Tom makes that comment and it’s taken her this whole year to garner the evidence where she can’t pretend that she doesn’t see it anymore. That’s a rite of passage when you have to accept a truth that you might not be able to change. It goes back to what I was thinking about earlier talking here, I had to believe that his convictions weren’t laced with malice and that he didn’t have the ability to say, “Oh maybe this lifestyle choice I’ve chosen doesn’t take into account my daughter.”
We have a choice to judge him for that which he can not do or attempt to take him at what he can do and then realize it’s going to be on the side of his daughter’s actualization to do the rest of the work.
When you are someone’s child, but you are also operating as the adult.

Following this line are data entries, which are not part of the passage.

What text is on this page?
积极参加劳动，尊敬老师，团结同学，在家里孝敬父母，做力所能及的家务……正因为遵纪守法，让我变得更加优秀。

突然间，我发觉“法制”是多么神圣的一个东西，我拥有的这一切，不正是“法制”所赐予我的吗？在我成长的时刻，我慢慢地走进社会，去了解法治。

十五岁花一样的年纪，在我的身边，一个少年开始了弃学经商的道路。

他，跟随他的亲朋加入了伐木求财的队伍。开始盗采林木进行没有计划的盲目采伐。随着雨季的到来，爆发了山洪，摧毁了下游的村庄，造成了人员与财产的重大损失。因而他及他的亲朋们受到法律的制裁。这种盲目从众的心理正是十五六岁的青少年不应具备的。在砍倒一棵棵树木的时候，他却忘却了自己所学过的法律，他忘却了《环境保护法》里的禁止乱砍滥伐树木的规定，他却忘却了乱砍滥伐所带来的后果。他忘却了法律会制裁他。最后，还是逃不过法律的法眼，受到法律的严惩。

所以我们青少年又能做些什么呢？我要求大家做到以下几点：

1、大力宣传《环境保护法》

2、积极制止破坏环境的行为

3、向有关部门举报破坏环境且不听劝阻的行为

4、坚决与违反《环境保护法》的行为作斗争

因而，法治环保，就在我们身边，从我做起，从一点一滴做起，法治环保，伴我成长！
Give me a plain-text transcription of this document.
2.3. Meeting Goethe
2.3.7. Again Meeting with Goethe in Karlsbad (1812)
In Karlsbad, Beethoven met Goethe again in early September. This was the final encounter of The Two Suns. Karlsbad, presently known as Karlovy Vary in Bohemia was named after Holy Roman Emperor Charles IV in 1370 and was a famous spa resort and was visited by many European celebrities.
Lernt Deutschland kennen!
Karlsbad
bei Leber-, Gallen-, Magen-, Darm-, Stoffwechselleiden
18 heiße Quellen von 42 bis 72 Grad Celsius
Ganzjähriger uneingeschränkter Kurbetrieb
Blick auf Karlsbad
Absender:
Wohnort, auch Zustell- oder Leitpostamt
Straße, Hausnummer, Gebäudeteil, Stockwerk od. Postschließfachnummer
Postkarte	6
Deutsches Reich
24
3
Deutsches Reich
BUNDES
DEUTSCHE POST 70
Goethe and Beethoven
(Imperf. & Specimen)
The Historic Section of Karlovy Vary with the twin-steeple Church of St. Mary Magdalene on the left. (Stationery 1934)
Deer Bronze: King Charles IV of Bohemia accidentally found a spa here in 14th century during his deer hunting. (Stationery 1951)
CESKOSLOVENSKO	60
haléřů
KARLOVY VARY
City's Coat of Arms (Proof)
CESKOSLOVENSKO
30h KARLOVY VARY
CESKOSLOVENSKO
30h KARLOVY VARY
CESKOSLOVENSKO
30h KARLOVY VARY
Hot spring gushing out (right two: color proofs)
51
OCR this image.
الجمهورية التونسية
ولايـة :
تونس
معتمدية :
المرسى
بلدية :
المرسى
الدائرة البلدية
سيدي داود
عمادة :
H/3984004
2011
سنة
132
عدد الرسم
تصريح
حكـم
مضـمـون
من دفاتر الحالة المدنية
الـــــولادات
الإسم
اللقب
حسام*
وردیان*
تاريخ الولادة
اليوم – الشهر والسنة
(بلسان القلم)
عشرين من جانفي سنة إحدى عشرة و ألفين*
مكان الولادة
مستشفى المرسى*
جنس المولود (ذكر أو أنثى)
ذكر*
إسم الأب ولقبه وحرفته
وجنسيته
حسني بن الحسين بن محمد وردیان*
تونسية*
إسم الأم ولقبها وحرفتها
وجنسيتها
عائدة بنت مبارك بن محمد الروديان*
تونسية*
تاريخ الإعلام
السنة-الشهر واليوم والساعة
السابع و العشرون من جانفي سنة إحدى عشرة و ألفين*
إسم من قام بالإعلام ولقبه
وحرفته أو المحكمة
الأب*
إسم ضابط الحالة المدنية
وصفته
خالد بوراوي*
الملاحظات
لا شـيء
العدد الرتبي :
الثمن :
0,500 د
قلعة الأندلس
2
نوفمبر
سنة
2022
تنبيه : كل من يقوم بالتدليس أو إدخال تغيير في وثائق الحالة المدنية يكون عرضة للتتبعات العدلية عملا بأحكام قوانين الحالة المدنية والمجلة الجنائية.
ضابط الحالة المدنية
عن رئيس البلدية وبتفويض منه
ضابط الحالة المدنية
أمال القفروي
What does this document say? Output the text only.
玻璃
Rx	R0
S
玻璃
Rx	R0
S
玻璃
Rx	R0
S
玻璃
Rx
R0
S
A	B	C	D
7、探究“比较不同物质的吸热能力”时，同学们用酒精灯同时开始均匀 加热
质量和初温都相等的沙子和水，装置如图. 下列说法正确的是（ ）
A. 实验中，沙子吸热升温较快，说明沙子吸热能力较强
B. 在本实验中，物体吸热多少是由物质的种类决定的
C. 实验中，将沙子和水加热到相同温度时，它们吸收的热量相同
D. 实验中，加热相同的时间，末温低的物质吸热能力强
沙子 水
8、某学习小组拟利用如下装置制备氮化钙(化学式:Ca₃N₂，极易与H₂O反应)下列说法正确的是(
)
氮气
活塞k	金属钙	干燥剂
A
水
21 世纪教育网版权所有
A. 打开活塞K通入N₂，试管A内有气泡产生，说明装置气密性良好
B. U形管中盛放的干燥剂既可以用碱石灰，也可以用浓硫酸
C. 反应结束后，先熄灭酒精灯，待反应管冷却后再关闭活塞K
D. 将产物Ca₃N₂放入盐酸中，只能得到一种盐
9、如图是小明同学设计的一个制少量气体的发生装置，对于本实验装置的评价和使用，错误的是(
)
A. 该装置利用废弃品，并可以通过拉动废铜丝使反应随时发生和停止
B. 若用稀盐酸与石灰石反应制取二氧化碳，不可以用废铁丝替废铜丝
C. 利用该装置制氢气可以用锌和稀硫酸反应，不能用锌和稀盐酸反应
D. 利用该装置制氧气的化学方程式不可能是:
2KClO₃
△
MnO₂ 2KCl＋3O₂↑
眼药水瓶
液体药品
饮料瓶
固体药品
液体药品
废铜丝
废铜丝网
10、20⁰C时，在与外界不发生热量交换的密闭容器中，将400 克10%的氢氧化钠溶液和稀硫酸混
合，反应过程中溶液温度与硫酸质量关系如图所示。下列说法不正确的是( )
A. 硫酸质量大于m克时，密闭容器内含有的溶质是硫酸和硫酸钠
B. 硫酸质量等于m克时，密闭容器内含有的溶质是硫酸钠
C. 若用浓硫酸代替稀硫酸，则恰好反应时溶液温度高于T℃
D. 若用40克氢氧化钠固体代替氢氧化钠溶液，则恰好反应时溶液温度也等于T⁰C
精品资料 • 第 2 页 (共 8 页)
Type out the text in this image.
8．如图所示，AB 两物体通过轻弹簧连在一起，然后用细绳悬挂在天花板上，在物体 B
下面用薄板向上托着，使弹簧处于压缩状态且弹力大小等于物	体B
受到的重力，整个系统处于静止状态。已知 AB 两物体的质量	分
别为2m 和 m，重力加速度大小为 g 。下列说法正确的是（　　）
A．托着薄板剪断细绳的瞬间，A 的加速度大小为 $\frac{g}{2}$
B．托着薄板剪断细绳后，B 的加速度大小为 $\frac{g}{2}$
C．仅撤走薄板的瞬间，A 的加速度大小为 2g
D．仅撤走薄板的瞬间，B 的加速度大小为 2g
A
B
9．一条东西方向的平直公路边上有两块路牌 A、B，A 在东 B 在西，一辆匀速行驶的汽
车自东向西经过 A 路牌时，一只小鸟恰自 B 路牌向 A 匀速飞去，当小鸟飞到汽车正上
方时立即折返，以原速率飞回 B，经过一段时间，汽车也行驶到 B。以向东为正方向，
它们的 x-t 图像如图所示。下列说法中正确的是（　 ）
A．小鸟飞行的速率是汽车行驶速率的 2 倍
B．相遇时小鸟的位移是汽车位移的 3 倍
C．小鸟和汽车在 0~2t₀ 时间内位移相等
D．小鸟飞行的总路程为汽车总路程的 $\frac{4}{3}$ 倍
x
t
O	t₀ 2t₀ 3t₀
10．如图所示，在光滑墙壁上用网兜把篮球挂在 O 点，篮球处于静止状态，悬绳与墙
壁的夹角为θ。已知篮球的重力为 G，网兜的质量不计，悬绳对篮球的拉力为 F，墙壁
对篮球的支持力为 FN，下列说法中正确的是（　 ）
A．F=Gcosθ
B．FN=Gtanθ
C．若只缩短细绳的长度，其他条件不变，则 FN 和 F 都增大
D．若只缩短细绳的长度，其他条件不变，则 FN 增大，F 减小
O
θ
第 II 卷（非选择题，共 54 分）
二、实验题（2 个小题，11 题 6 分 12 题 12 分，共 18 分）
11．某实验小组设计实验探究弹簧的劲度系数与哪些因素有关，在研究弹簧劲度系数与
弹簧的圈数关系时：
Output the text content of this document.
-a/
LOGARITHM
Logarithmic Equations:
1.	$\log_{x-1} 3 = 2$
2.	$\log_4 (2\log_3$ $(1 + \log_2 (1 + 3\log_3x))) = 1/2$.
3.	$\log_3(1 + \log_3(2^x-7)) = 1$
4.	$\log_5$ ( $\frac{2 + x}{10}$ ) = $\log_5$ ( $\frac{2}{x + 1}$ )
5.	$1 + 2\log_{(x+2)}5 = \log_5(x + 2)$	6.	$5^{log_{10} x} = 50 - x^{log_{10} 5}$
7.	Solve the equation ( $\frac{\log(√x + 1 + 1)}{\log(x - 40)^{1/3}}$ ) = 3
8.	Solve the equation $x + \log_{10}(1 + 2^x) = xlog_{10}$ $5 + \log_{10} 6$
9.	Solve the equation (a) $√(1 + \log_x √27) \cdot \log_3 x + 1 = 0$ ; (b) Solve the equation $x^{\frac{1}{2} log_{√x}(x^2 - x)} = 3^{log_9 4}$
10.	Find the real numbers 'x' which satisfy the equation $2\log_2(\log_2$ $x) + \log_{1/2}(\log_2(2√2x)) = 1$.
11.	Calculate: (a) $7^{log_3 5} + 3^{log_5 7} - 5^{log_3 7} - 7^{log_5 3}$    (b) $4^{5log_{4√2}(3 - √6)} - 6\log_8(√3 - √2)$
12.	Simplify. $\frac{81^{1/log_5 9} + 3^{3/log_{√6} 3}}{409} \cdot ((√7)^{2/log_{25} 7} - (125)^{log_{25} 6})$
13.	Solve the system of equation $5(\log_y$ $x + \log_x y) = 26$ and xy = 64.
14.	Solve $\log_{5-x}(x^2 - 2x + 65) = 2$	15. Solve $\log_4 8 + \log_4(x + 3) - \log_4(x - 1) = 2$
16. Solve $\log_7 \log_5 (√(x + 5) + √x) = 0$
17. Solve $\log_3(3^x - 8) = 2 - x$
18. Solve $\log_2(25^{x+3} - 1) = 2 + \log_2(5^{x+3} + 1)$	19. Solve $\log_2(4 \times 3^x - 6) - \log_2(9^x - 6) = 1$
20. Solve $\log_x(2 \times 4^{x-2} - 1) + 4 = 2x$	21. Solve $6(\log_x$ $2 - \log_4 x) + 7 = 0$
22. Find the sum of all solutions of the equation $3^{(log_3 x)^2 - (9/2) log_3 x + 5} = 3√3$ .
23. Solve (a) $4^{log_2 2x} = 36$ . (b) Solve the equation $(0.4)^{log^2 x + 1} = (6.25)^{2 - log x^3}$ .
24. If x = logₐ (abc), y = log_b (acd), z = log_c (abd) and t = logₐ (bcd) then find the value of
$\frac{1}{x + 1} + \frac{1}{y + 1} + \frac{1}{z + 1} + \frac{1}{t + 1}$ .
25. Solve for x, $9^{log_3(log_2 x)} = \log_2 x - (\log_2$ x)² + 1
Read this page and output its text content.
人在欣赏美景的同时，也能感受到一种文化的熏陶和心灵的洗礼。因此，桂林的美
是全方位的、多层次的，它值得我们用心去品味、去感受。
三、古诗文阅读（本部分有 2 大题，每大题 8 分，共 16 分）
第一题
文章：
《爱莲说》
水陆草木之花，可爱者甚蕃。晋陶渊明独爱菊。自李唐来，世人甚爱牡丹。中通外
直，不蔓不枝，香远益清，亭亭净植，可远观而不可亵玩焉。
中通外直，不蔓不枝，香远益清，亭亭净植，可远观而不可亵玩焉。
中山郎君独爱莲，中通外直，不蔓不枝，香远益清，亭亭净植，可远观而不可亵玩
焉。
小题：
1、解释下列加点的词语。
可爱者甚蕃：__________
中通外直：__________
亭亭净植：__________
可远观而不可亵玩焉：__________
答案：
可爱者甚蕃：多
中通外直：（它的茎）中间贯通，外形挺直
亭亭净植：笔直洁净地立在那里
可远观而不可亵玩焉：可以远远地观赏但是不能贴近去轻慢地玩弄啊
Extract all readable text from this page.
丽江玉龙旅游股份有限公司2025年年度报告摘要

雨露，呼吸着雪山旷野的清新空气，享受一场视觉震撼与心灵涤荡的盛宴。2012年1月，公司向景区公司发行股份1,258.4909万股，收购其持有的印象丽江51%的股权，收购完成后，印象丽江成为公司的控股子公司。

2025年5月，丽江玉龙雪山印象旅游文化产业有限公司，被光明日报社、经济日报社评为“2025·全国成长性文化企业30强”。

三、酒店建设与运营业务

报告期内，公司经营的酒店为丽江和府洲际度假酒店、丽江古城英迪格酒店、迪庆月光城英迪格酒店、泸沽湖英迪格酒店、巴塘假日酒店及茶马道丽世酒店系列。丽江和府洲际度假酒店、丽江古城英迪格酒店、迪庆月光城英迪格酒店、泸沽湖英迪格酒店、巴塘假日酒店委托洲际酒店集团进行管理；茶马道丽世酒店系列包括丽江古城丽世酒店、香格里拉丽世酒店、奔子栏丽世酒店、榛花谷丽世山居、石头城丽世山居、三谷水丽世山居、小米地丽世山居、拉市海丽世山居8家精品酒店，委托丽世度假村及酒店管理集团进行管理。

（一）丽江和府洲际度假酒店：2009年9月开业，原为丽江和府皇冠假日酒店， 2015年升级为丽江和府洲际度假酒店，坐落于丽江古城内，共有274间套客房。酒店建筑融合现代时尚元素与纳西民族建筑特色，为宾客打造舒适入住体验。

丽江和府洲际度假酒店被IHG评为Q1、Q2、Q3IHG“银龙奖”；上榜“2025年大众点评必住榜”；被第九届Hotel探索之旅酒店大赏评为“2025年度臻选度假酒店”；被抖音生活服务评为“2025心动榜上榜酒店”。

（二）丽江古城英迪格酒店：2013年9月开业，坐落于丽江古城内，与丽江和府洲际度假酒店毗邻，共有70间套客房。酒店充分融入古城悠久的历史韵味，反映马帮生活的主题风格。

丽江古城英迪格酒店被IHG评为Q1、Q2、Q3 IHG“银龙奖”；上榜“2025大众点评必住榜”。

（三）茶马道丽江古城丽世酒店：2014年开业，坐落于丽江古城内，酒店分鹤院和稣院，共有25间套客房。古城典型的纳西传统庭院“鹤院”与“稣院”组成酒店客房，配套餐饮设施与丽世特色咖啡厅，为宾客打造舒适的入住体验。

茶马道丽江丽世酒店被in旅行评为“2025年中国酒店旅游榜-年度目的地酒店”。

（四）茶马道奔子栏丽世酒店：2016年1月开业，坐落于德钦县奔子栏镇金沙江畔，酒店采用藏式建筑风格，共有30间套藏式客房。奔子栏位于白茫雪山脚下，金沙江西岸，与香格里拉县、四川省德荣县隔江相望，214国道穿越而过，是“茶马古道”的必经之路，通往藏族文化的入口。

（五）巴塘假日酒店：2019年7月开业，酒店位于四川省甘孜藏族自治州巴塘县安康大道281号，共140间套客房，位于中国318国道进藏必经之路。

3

So, the onset of your emancipation is that you are young in your life. I had to believe he wanted the best for his daughter and he wants her to be good at all the things he has to give her.
He wants her to be good at camouflage and live undetected should she need to. He wants her to know how to function adroitly in the woods. He wants her to know how to read. Nature is her classroom, the encyclopedias are there. Every time something is of interest to you, it is incumbent for you to learn about it.
During editing, I had carefully planted incidents where he had taken a deep interest in her learning. There was a scene about mushrooms, but that some of those scenes had to be taken out because when you’re fleshing out a character, time is against you.
But he is a typical dude no doubt. He’s not very verbal. He doesn’t always make eye contact.
I was so inspired by Prospero and Miranda. I was invited to see a production of The Tempest. Prospero deals with a huge storm. He’s paranoid. He’s angry. He’s resentful. He’s distrustful. Miranda, his daughter is very open to the world. Very much like Tom, who is very receptive to new input and wants to meet people. She has a lot of curiosity and trust. But she also quells her father.
There’s a scene in the where she says, “I feel like I’m a burden to you.” He tells her, “You are that which anchors me.”
I felt that was a play with Tom and Will. I had to see the “and.” People have to deal with the way you are something in life and you’re also this and this and this.